Die richtige Würze

Gewürze sind das „Salz in der Suppe“ für jedes gute Gericht. Sie regen mit ihrem sinnlichen Duft den Appetit an und geben den Speisen die besondere Note. Fast unsichtbar machen sie – richtig dosiert – jedes Essen zu einem echten Genuss. Ob pur oder als raffinierte Mischung - die Vielfalt eröffnet auch Hobbyköchen neue, kreative Möglichkeiten für ein wohlschmeckendes Mahl.

Neben den Klassikern aus exotischen Regionen wie Arabien und Indien, bietet auch die europäische Kochlandschaft viele unverzichtbare Begleiter für das Gewürzregal.

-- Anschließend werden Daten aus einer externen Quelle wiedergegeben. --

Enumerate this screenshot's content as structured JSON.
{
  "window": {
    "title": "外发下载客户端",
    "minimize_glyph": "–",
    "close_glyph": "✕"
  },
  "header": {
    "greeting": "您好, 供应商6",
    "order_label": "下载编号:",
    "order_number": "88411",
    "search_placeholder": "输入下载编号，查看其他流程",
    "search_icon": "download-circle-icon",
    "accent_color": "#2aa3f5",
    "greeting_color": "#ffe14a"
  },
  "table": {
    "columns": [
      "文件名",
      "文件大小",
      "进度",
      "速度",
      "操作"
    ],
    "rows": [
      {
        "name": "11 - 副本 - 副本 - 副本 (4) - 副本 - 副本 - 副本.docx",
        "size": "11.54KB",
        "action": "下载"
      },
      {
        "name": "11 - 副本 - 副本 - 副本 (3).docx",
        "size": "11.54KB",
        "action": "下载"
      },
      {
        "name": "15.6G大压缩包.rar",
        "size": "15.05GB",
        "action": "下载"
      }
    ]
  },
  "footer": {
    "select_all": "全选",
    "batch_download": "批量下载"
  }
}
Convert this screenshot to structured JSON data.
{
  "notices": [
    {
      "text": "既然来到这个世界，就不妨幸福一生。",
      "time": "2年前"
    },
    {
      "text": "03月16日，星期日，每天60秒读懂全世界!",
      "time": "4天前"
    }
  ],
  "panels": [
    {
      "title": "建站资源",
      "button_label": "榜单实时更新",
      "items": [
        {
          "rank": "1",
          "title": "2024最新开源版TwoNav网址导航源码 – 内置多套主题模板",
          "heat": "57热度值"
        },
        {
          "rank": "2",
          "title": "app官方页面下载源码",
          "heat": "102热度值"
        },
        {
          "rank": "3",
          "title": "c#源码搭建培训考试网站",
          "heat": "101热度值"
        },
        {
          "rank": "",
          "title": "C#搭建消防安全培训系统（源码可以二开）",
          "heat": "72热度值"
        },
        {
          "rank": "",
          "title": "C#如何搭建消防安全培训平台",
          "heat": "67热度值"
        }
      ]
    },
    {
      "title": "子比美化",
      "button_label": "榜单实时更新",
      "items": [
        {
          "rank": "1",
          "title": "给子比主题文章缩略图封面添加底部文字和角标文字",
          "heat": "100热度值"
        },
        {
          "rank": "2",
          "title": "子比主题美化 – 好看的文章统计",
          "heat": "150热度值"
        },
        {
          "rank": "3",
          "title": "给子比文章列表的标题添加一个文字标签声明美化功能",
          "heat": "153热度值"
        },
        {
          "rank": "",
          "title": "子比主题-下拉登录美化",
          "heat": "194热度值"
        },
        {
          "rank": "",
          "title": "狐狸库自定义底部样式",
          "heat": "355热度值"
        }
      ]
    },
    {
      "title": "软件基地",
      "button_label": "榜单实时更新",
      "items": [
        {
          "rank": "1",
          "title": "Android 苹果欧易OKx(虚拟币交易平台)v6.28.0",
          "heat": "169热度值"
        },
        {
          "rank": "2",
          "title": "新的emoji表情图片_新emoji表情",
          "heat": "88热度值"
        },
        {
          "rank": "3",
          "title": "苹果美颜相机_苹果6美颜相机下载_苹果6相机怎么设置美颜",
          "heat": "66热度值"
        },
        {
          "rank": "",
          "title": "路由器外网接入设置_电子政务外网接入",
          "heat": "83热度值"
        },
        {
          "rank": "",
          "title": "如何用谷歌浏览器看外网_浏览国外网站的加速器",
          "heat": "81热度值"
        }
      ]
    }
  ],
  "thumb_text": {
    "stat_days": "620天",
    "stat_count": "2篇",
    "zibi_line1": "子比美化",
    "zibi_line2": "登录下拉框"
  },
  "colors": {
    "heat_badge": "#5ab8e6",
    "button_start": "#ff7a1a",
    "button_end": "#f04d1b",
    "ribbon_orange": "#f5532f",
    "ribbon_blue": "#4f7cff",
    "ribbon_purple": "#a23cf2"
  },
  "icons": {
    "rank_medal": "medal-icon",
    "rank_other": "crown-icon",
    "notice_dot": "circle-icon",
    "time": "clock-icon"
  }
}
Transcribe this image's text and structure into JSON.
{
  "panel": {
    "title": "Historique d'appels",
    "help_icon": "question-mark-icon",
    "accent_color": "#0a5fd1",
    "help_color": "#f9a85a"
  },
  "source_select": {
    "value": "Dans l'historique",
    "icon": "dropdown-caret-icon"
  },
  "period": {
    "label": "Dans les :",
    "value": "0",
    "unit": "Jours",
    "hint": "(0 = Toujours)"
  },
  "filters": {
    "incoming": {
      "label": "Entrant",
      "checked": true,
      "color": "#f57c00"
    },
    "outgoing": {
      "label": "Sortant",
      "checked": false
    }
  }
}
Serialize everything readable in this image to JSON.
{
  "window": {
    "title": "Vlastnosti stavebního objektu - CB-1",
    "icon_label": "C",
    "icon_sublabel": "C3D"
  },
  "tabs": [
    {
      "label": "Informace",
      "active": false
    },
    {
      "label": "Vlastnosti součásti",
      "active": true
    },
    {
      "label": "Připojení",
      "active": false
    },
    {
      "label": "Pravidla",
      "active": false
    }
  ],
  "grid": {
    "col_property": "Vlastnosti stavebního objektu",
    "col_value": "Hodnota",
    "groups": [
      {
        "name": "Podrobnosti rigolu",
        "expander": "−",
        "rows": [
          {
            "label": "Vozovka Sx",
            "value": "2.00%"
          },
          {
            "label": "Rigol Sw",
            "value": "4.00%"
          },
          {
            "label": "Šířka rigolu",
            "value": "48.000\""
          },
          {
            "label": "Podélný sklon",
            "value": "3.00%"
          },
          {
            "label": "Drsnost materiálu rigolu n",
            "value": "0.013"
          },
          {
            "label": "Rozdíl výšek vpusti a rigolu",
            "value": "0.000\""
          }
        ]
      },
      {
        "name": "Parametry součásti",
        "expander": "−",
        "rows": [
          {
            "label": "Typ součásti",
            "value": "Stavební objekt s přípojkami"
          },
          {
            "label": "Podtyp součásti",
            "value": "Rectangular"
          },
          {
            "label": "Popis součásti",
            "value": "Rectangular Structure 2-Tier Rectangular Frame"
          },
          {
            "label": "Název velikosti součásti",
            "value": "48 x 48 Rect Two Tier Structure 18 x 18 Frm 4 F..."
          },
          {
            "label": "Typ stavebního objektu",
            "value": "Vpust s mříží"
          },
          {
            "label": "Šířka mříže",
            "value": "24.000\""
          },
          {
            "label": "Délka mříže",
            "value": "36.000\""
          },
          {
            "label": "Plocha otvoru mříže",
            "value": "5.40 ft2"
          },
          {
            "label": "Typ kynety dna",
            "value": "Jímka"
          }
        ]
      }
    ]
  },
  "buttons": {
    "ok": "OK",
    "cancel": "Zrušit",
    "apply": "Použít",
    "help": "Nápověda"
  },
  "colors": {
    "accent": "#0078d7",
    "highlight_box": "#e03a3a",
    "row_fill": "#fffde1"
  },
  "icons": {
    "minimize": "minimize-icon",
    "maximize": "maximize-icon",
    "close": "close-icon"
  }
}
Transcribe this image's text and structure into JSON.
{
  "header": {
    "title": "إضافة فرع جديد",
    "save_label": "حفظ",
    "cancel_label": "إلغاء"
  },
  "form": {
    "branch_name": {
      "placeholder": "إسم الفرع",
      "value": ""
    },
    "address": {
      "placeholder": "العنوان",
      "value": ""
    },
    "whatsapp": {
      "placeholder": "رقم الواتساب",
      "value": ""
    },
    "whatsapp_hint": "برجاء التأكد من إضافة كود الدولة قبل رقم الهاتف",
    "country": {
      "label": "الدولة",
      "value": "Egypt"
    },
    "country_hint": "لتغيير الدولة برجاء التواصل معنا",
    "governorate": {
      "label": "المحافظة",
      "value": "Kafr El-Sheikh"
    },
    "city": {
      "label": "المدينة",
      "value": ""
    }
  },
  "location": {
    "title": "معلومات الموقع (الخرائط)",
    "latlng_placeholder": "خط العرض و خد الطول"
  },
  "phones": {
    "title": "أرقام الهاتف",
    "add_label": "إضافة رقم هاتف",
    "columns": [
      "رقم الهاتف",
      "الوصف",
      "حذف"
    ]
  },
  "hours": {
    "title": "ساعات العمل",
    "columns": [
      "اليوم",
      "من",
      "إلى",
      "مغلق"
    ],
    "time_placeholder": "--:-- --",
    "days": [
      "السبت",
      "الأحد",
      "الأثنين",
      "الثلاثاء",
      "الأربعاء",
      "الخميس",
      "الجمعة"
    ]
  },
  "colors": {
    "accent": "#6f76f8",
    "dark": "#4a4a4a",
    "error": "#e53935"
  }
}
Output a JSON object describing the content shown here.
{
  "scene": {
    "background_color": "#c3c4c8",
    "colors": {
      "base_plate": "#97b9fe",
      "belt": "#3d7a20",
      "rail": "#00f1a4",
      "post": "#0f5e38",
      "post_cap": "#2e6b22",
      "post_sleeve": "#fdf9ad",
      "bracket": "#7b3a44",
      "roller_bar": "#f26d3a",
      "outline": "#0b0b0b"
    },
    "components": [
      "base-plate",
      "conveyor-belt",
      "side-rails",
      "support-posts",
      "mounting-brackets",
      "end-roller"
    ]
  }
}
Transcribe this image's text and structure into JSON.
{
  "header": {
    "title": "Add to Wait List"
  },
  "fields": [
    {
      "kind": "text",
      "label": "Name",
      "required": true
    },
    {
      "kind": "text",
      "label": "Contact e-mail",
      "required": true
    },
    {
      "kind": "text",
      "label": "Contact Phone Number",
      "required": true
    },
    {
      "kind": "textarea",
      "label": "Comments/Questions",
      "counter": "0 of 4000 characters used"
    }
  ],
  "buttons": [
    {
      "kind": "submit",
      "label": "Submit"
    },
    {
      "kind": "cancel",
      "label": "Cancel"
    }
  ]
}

Besonders die Franzosen haben sich hier einen Namen gemacht…

Kräuter der Provence

In jeder gut sortierten Küche kann man diese traditionelle Gewürzmischung finden. Im Original setzt sie sich aus wilden Kräutern der Provence zusammen, die je nach Anbieter und Geschmack in unterschiedlichsten Variationen zu kaufen ist. Grundsätzlich  beinhaltet die Mixtur Rosmarin, Majoran, Thymian und Bohnenkraut. Zur Verfeinerung können auch Estragon, Fenchel, Kerbel, Lorbeer, Salbei und Basilikum zum genussvollen Einsatz kommen. Auch wenn man es vermutet könnte – Lavendel gehört in Frankreich nicht zu den klassischen Kräutern der Provence, wird aber in modernen Interpretationen immer häufiger dazu gemischt.

Bei der Herstellung werden die frischen Kräuter vermengt, getrocknet und dann in Tüten oder Dosen abgepackt.  Auch als Würzessig- oder –öl leisten sie einen wertvollen Beitrag für ein gelungenes Gericht.

Fine Herbes

Nicht nur in der französischen Küche sind die „feinen Kräuter“ fester Bestandteil des Kochrepertoires. Eine genaue Definition lässt sich dabei aber nicht festmachen. Jeder Koch hat da seine eigenen Geheimnisse der Mischung, die aber im Wesentlichen auf Schnittlauch, Petersilie, Kerbel und Estragon basieren. Je nach Raffinesse werden dann noch Rosmarin, Bibernelle, Thymian, Salbei, Lorbeer und Pimpinelle hinzugefügt.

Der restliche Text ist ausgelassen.